После возвращения из Токио в Москву я опубликовал в журнале «Новый мир» книгу «Ветка сакуры. Рассказ о том, что за люди японцы». Именно ее можно считать воплощением моего творческого кредо: убедить читателя, что нельзя мерять чужую жизнь на свой аршин, нельзя опираться лишь на привычную систему ценностей и критериев, ибо они отнюдь не универсальны, как и грамматические нормы нашего родного языка.
Попытка создать путеводитель по народной душе, сформулировать «грамматику жизни», дабы объяснить незнакомую страну через ее народ, была новшеством для нашей тогдашней публицистики. Но дело не только в своеобразии замысла. И не только в том, что «Ветку сакуры» впервые опубликовал Александр Твардовский, когда выход каждого номера его столь же опального, сколь и популярного «Нового мира» становился событием в духовной жизни страны. Хотя оба этих обстоятельства, безусловно, усилили редкий для журналистской книги резонанс.
Главной причиной поразительной для самого автора популярности «Ветки сакуры» стало другое. Читатель воспринял это произведение как призыв смотреть на окружающий мир без предвзятости, без идеологических шор. Самой большой в моей жизни похвалой были тогда слова Константина Симонова: «Для нашего общества эта книга – такой же глоток свежего воздуха, как песни Окуджавы…»
Но именно поэтому «Ветка сакуры», а десять лет спустя «Корни дуба» вызвали нарекания идеологических ведомств. Обеим книгам досталось по полной программе: приостанавливали подготовку к печати, рассыпали набор, требовали изменений и сокращений. Пришлось кое в чем пойти на компромиссы.

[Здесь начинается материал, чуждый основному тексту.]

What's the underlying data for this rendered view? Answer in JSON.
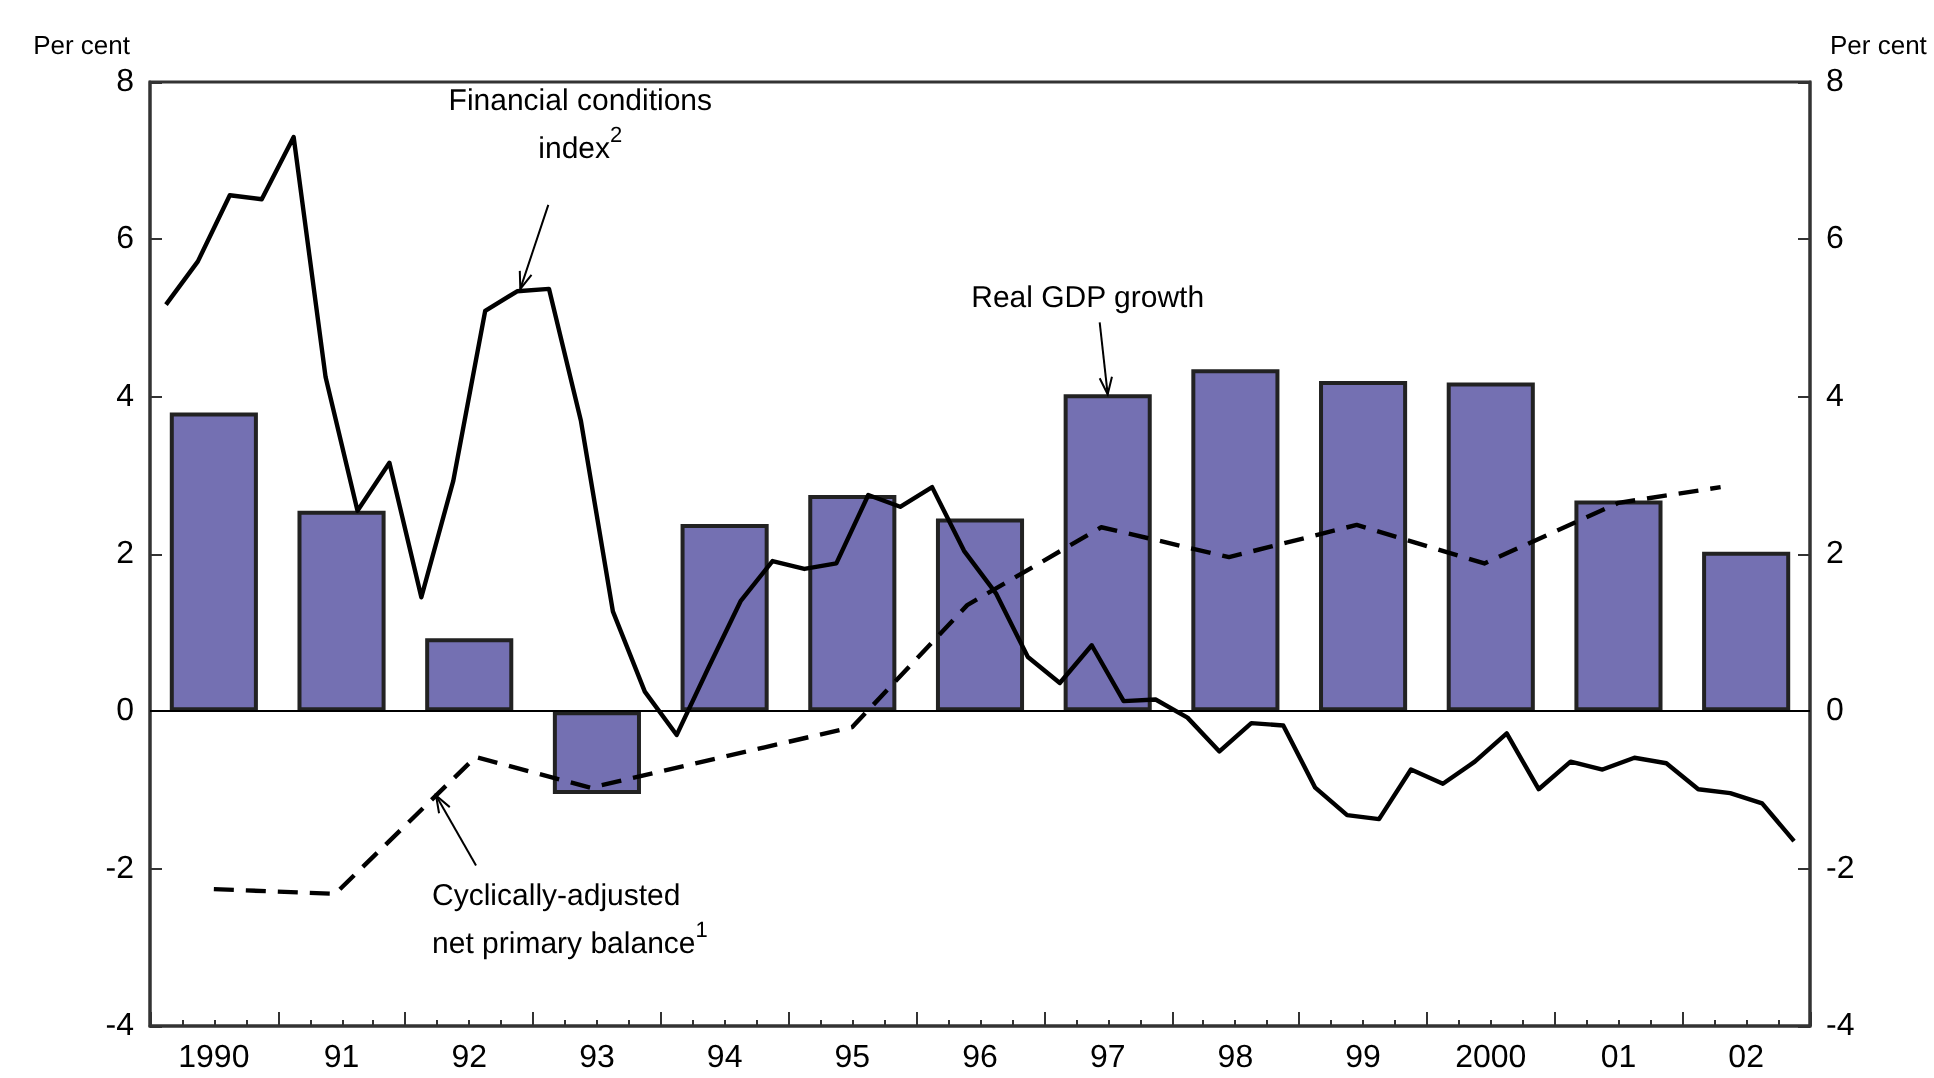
{
  "chart_data": {
    "type": "bar",
    "ylabel": "Per cent",
    "y2label": "Per cent",
    "xlim": [
      1989.5,
      2002.5
    ],
    "xticks": [
      {
        "value": 1989.5,
        "label": null
      },
      {
        "value": 1990,
        "label": "1990"
      },
      {
        "value": 1990.5,
        "label": null
      },
      {
        "value": 1991,
        "label": "91"
      },
      {
        "value": 1991.5,
        "label": null
      },
      {
        "value": 1992,
        "label": "92"
      },
      {
        "value": 1992.5,
        "label": null
      },
      {
        "value": 1993,
        "label": "93"
      },
      {
        "value": 1993.5,
        "label": null
      },
      {
        "value": 1994,
        "label": "94"
      },
      {
        "value": 1994.5,
        "label": null
      },
      {
        "value": 1995,
        "label": "95"
      },
      {
        "value": 1995.5,
        "label": null
      },
      {
        "value": 1996,
        "label": "96"
      },
      {
        "value": 1996.5,
        "label": null
      },
      {
        "value": 1997,
        "label": "97"
      },
      {
        "value": 1997.5,
        "label": null
      },
      {
        "value": 1998,
        "label": "98"
      },
      {
        "value": 1998.5,
        "label": null
      },
      {
        "value": 1999,
        "label": "99"
      },
      {
        "value": 1999.5,
        "label": null
      },
      {
        "value": 2000,
        "label": "2000"
      },
      {
        "value": 2000.5,
        "label": null
      },
      {
        "value": 2001,
        "label": "01"
      },
      {
        "value": 2001.5,
        "label": null
      },
      {
        "value": 2002,
        "label": "02"
      },
      {
        "value": 2002.5,
        "label": null
      }
    ],
    "ylim": [
      -4,
      8
    ],
    "yticks": [
      -4,
      -2,
      0,
      2,
      4,
      6,
      8
    ],
    "y2lim": [
      -4,
      8
    ],
    "y2ticks": [
      -4,
      -2,
      0,
      2,
      4,
      6,
      8
    ],
    "grid": false,
    "marker": "none",
    "ref_lines": [
      {
        "axis": "y",
        "value": 0,
        "color": "#000000"
      }
    ],
    "series": [
      {
        "color": "#7470b2",
        "x": [
          1990,
          1991,
          1992,
          1993,
          1994,
          1995,
          1996,
          1997,
          1998,
          1999,
          2000,
          2001,
          2002
        ],
        "values": [
          3.8,
          2.55,
          0.93,
          -1.05,
          2.38,
          2.75,
          2.45,
          4.03,
          4.35,
          4.2,
          4.18,
          2.68,
          2.03
        ]
      },
      {
        "type": "line",
        "color": "#000000",
        "line_style": "solid",
        "x": [
          1989.625,
          1989.875,
          1990.125,
          1990.375,
          1990.625,
          1990.875,
          1991.125,
          1991.375,
          1991.625,
          1991.875,
          1992.125,
          1992.375,
          1992.625,
          1992.875,
          1993.125,
          1993.375,
          1993.625,
          1993.875,
          1994.125,
          1994.375,
          1994.625,
          1994.875,
          1995.125,
          1995.375,
          1995.625,
          1995.875,
          1996.125,
          1996.375,
          1996.625,
          1996.875,
          1997.125,
          1997.375,
          1997.625,
          1997.875,
          1998.125,
          1998.375,
          1998.625,
          1998.875,
          1999.125,
          1999.375,
          1999.625,
          1999.875,
          2000.125,
          2000.375,
          2000.625,
          2000.875,
          2001.125,
          2001.375,
          2001.625,
          2001.875,
          2002.125,
          2002.375
        ],
        "values": [
          5.17,
          5.72,
          6.56,
          6.51,
          7.3,
          4.25,
          2.55,
          3.16,
          1.45,
          2.93,
          5.09,
          5.34,
          5.37,
          3.69,
          1.27,
          0.25,
          -0.3,
          0.56,
          1.4,
          1.91,
          1.81,
          1.88,
          2.75,
          2.6,
          2.85,
          2.04,
          1.5,
          0.69,
          0.36,
          0.84,
          0.13,
          0.15,
          -0.08,
          -0.51,
          -0.15,
          -0.18,
          -0.97,
          -1.32,
          -1.37,
          -0.74,
          -0.92,
          -0.64,
          -0.28,
          -0.99,
          -0.64,
          -0.74,
          -0.59,
          -0.66,
          -0.99,
          -1.04,
          -1.17,
          -1.65
        ]
      },
      {
        "type": "line",
        "color": "#000000",
        "line_style": "dashed",
        "x": [
          1990,
          1990.95,
          1992.05,
          1992.95,
          1995,
          1995.9,
          1996.95,
          1997.95,
          1998.95,
          1999.95,
          2001,
          2001.8
        ],
        "values": [
          -2.26,
          -2.32,
          -0.58,
          -0.97,
          -0.2,
          1.35,
          2.34,
          1.96,
          2.37,
          1.88,
          2.65,
          2.85
        ]
      }
    ],
    "annotations": [
      {
        "text": "Financial conditions\nindex$^{2}$",
        "x": 1992.4,
        "y": 5.37
      },
      {
        "text": "Real GDP growth",
        "x": 1997,
        "y": 4.03
      },
      {
        "text": "Cyclically-adjusted\nnet primary balance$^{1}$",
        "x": 1991.74,
        "y": -1.07
      }
    ]
  }
}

В Японии «Ветка сакуры» стала бестселлером. (Жаль лишь, что СССР не был участником Конвенции об авторском праве и издатели ничего мне не заплатили.) Даже британцы, скептически относящиеся к попыткам иностранцев разобраться в их национальном характере, встретили английское издание «Корней дуба» весьма благосклонно.
Однако это укрепило позиции не автора, а его критиков. Дескать, идейные противники СССР не случайно ухватились за эти писания, ибо присущая им идеализация капиталистической действительности, отсутствие классового подхода льют воду на их мельницу. Таков был официальный вердикт для обеих книг. Лишь в 1985 году, после неоднократно отклоненных представлений, дилогия «Сакура и дуб» была удостоена Государственной премии в области литературы.
Мы часто повторяем слова поэта: «Умом Россию не понять, аршином общим не измерить…» Вступая в эпоху глобализации, нам надо осознать, что такого «общего аршина» не должно быть и при подходе ко всем другим народам. Именно эта истина позволяет моим книгам сохранять актуальность.
Иероглиф на женской груди
Как я уже отмечал, моим творческим кредо в журналистике можно назвать попытку создать психологический портрет зарубежного народа, как бы путеводитель по его душе. Но ведь не зря говорят: «Чужая душа – потемки». Это как бы иероглиф, смысл которого доступен лишь посвященным.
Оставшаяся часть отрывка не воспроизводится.